As the taste of wealthy Chinese develop business models emerge warned combination of global and local flavors. Qeelin, recently acquired by Kering, a luxury French formerly known as PPR, is an example. Another reason Shang Xia, a label household goods from local craft, launched in 2010 by Hermes, also of France is inspired. On the orders of the government in Beijing, foreign manufacturers and their Chinese joint venture partners, creating new local brands: BMW, the cars Zhinuo badge and Mercedes will start producing new models under the brand Denza.

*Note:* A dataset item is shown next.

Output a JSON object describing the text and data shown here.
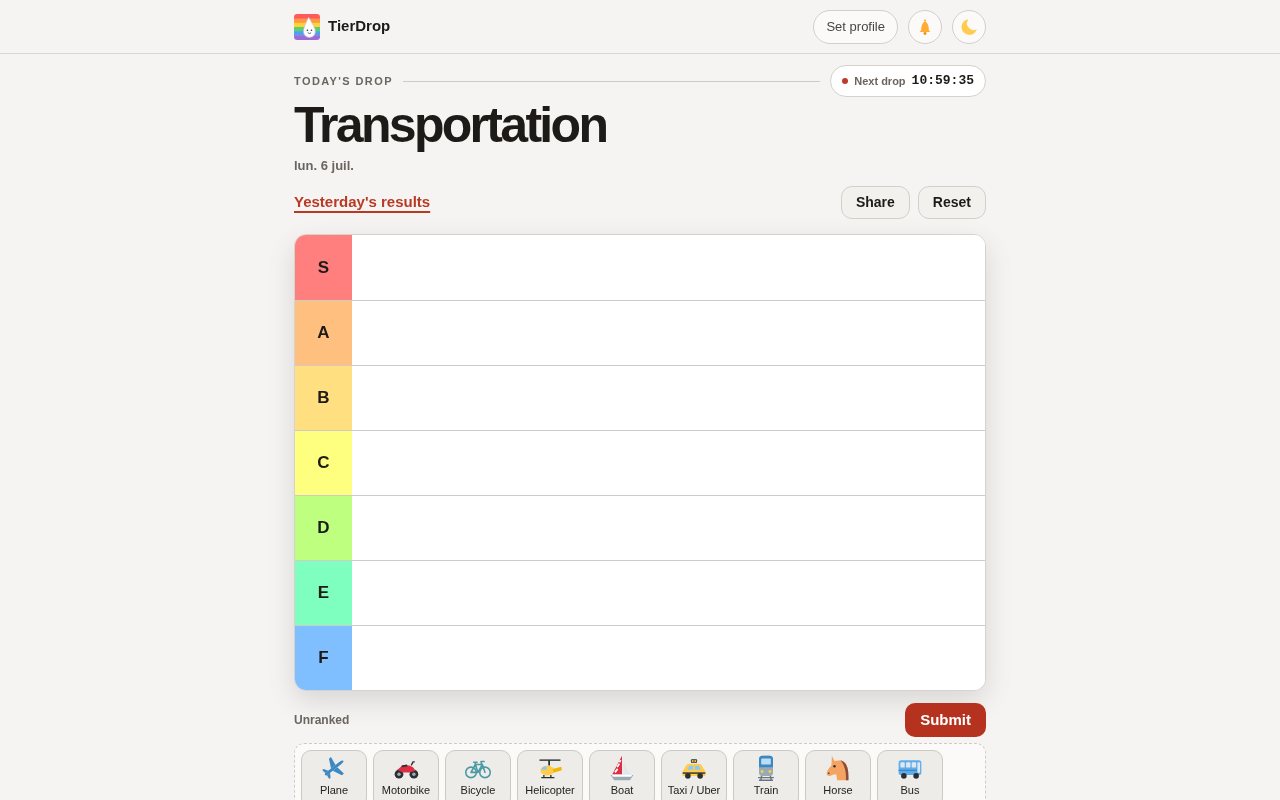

So far, the Chinese luxury buyers were, including cars, found face to national brands. But hybrid brands may require a reassessment of "Made in China" label, says Michel Gutsatz the China Europe International Business School. At a conference recently held at the schools, Haiming CCTV, the national broadcaster dominant China, stressed that "in Germany" and "Made in Japan" were also once derided but now are quality criteria. While luxury goods companies grow in Europe of exclusive low-volume semi-industrial scale, thanks in large part to voracious appetite of China for their goods, says Mr. Gutsatz they "must think of the economy" and consider the production in China itself, rather than primarily to export it. Company wealthy Chinese to get open their wallets is required to go through evolution, but growth opportunities make it irresistible.